The MRCE’s mission is to support basic and translational research in critical areas of biodefense and emerging infectious diseases throughout the Midwest, which includes Missouri, Iowa, Nebraska and Kansas.

The center will concentrate on expanding current research efforts in biodefense, identifying new areas of need in the field and expanding facilities to support biodefense research. They also hope to attract present and future investigators into the field.

For example, the team’s initial research effort will focus on a type of virus in humans called poxvirus infections, which includes diseases such as smallpox. Their ultimate goals are to improve the safety of vaccines and to develop new antiviral therapies. The MRCE also is supporting work on the West Nile Virus, the plague and the control of aerosolized bioweapons.

In addition to supporting scientific research, the group plans to develop resources needed in the event of a bioterrorism attack. For example, they hope to improve the area’s disaster preparedness by establishing links between communities, academic medical centers and state and local health authorities. Developing and expanding collaborations between other institutions and industries in the region also will enhance research efforts.

“This award will allow us to continue exciting research in the development of safe and effective vaccines to assist in the national biodefense effort,” says Robert Belshe, M.D., associate director of the MRCE and director of the Center for Vaccine Development at Saint Louis University School of Medicine. “It is a recognition of the significant accomplishments of these four institutions in basic and clinical research — research that could play a major part in protecting Americans against the bioterrorism threat.”
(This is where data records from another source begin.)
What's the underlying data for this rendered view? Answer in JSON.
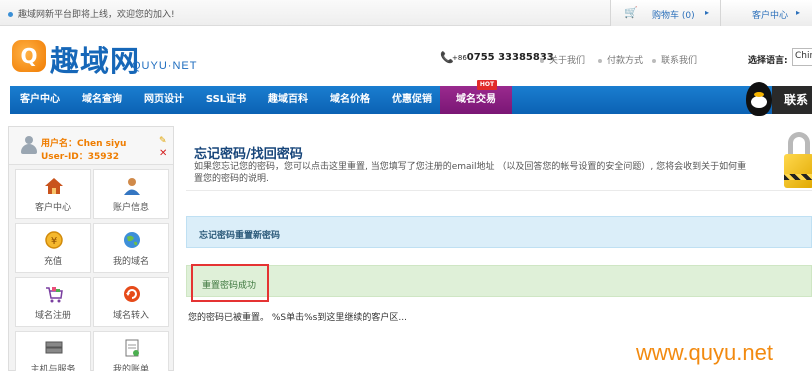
{
  "topbar": {
    "notice": "趣域网新平台即将上线，欢迎您的加入!",
    "cart_label": "购物车 (0)",
    "member_label": "客户中心"
  },
  "header": {
    "logo_text": "趣域网",
    "logo_sub": "QUYU·NET",
    "phone_prefix": "+86",
    "phone_number": "0755 33385833",
    "links": [
      "关于我们",
      "付款方式",
      "联系我们"
    ],
    "lang_label": "选择语言:",
    "lang_value": "Chin"
  },
  "nav": {
    "items": [
      "客户中心",
      "域名查询",
      "网页设计",
      "SSL证书",
      "趣域百科",
      "域名价格",
      "优惠促销",
      "域名交易"
    ],
    "hot_badge": "HOT",
    "contact": "联系"
  },
  "sidebar": {
    "user_name": "用户名：Chen siyu",
    "user_id": "User-ID：35932",
    "tiles": [
      "客户中心",
      "账户信息",
      "充值",
      "我的域名",
      "域名注册",
      "域名转入",
      "主机与服务",
      "我的账单"
    ]
  },
  "main": {
    "title": "忘记密码/找回密码",
    "desc": "如果您忘记您的密码，您可以点击这里重置, 当您填写了您注册的email地址 （以及回答您的帐号设置的安全问题）, 您将会收到关于如何重置您的密码的说明.",
    "info": "忘记密码重置新密码",
    "success": "重置密码成功",
    "message": "您的密码已被重置。 %S单击%s到这里继续的客户区..."
  },
  "watermark": "www.quyu.net",
  "colors": {
    "nav_blue": "#0b62b4",
    "nav_active": "#7a1675",
    "brand_orange": "#ef7d00",
    "success_bg": "#dff0d8",
    "info_bg": "#dbeef9",
    "highlight_red": "#e53333"
  }
}
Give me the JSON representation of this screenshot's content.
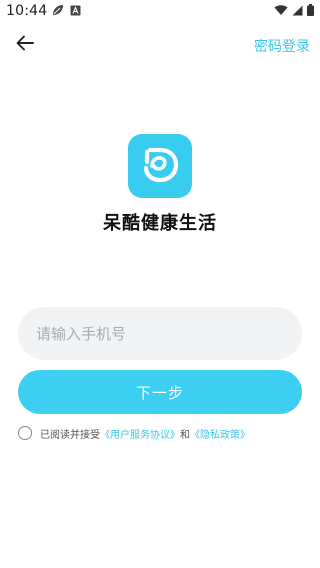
{
  "status_bar": {
    "time": "10:44",
    "icons": [
      "leaf-icon",
      "a-box-icon",
      "wifi-icon",
      "signal-icon",
      "battery-icon"
    ]
  },
  "header": {
    "back_icon": "arrow-left-icon",
    "password_login_label": "密码登录"
  },
  "app": {
    "name": "呆酷健康生活",
    "logo_icon": "app-logo-icon"
  },
  "form": {
    "phone_placeholder": "请输入手机号",
    "phone_value": "",
    "next_label": "下一步"
  },
  "agreement": {
    "prefix": "已阅读并接受",
    "user_agreement": "《用户服务协议》",
    "connector": "和",
    "privacy_policy": "《隐私政策》"
  },
  "colors": {
    "accent": "#3ccff1",
    "link": "#38c9e8",
    "input_bg": "#f2f3f5"
  }
}
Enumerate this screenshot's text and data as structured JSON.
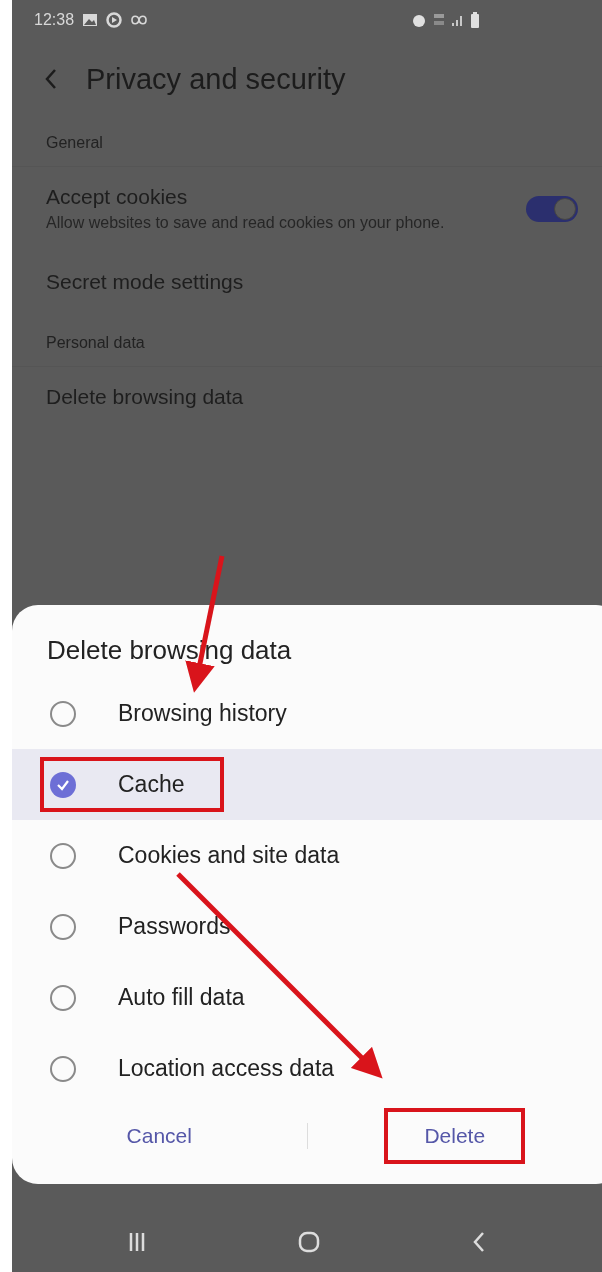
{
  "status_bar": {
    "time": "12:38"
  },
  "header": {
    "title": "Privacy and security"
  },
  "settings": [
    {
      "kind": "section",
      "label": "General"
    },
    {
      "kind": "toggle",
      "label": "Accept cookies",
      "description": "Allow websites to save and read cookies on your phone.",
      "on": true
    },
    {
      "kind": "item",
      "label": "Secret mode settings"
    },
    {
      "kind": "section",
      "label": "Personal data"
    },
    {
      "kind": "item",
      "label": "Delete browsing data"
    }
  ],
  "dialog": {
    "title": "Delete browsing data",
    "options": [
      {
        "label": "Browsing history",
        "checked": false,
        "highlighted": false
      },
      {
        "label": "Cache",
        "checked": true,
        "highlighted": true
      },
      {
        "label": "Cookies and site data",
        "checked": false,
        "highlighted": false
      },
      {
        "label": "Passwords",
        "checked": false,
        "highlighted": false
      },
      {
        "label": "Auto fill data",
        "checked": false,
        "highlighted": false
      },
      {
        "label": "Location access data",
        "checked": false,
        "highlighted": false
      }
    ],
    "buttons": [
      {
        "label": "Cancel",
        "highlighted": false
      },
      {
        "label": "Delete",
        "highlighted": true
      }
    ]
  }
}
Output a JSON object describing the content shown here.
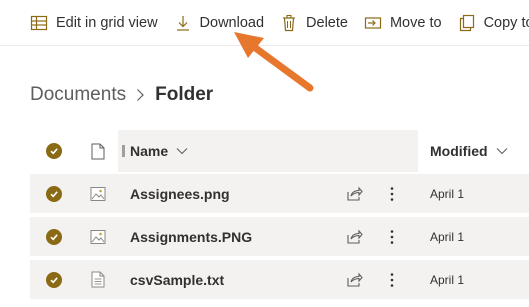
{
  "command_bar": {
    "edit_grid": "Edit in grid view",
    "download": "Download",
    "delete": "Delete",
    "move_to": "Move to",
    "copy_to": "Copy to"
  },
  "breadcrumb": {
    "root": "Documents",
    "current": "Folder"
  },
  "table": {
    "columns": {
      "name": "Name",
      "modified": "Modified"
    },
    "rows": [
      {
        "name": "Assignees.png",
        "modified": "April 1",
        "type_icon": "image-file-icon"
      },
      {
        "name": "Assignments.PNG",
        "modified": "April 1",
        "type_icon": "image-file-icon"
      },
      {
        "name": "csvSample.txt",
        "modified": "April 1",
        "type_icon": "text-file-icon"
      }
    ]
  },
  "colors": {
    "accent_check": "#8a6a14",
    "selected_row": "#f3f2f1",
    "annotation_arrow": "#e8772e"
  }
}
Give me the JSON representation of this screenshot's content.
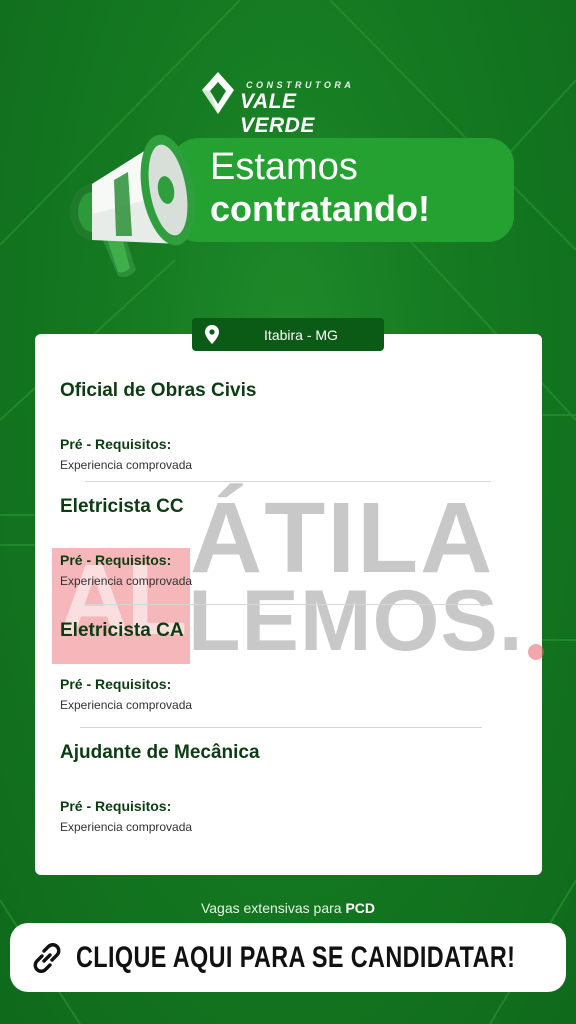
{
  "brand": {
    "small_text": "CONSTRUTORA",
    "name": "VALE VERDE"
  },
  "hero": {
    "line1": "Estamos",
    "line2": "contratando!",
    "icon": "megaphone-icon"
  },
  "location": {
    "icon": "map-pin-icon",
    "text": "Itabira - MG"
  },
  "jobs": [
    {
      "title": "Oficial de Obras Civis",
      "req_label": "Pré - Requisitos:",
      "req_value": "Experiencia comprovada"
    },
    {
      "title": "Eletricista CC",
      "req_label": "Pré - Requisitos:",
      "req_value": "Experiencia comprovada"
    },
    {
      "title": "Eletricista CA",
      "req_label": "Pré - Requisitos:",
      "req_value": "Experiencia comprovada"
    },
    {
      "title": "Ajudante de Mecânica",
      "req_label": "Pré - Requisitos:",
      "req_value": "Experiencia comprovada"
    }
  ],
  "watermark": {
    "initials": "AL",
    "line1": "ÁTILA",
    "line2": "LEMOS."
  },
  "footer": {
    "note_prefix": "Vagas extensivas para",
    "note_bold": "PCD",
    "cta_icon": "link-icon",
    "cta_label": "CLIQUE AQUI PARA SE CANDIDATAR!"
  },
  "colors": {
    "background": "#157a22",
    "accent": "#25a131",
    "dark_green": "#0b5a16",
    "title_text": "#0c3d12"
  }
}
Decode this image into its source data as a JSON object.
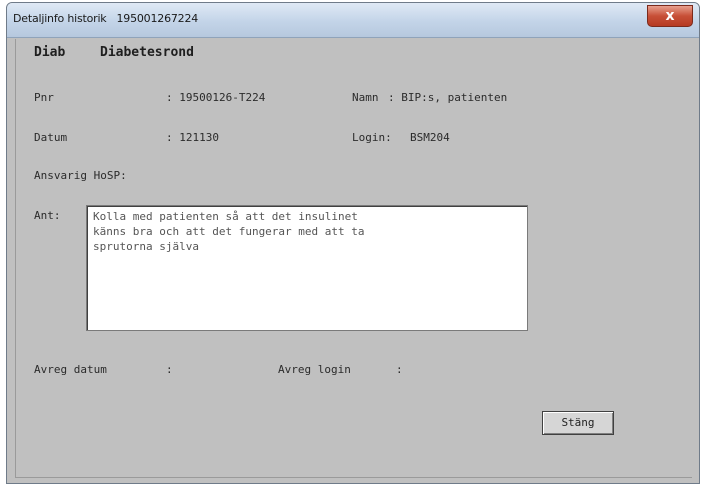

James Kazura, M.D., professor of international health and director of the Center for Global Health and Disease at Case Western Reserve University, and Virginia L. Miller, Ph.D., professor of molecular microbiology at Washington University School of Medicine, also are associate directors.

With grants totaling approximately $350 million, the NIAID, one of the National Institutes of Health, is funding seven other regional centers as part of its strategic plan for biodefense research.

The full-time and volunteer faculty of Washington University School of Medicine are the physicians and surgeons of Barnes-Jewish and St. Louis Children’s hospitals. The School of Medicine is one of the leading medical research, teaching and patient care institutions in the nation, currently ranked second in the nation by U.S. News & World Report. Through its affiliations with Barnes-Jewish and St. Louis Children’s hospitals, the School of Medicine is linked to BJC HealthCare.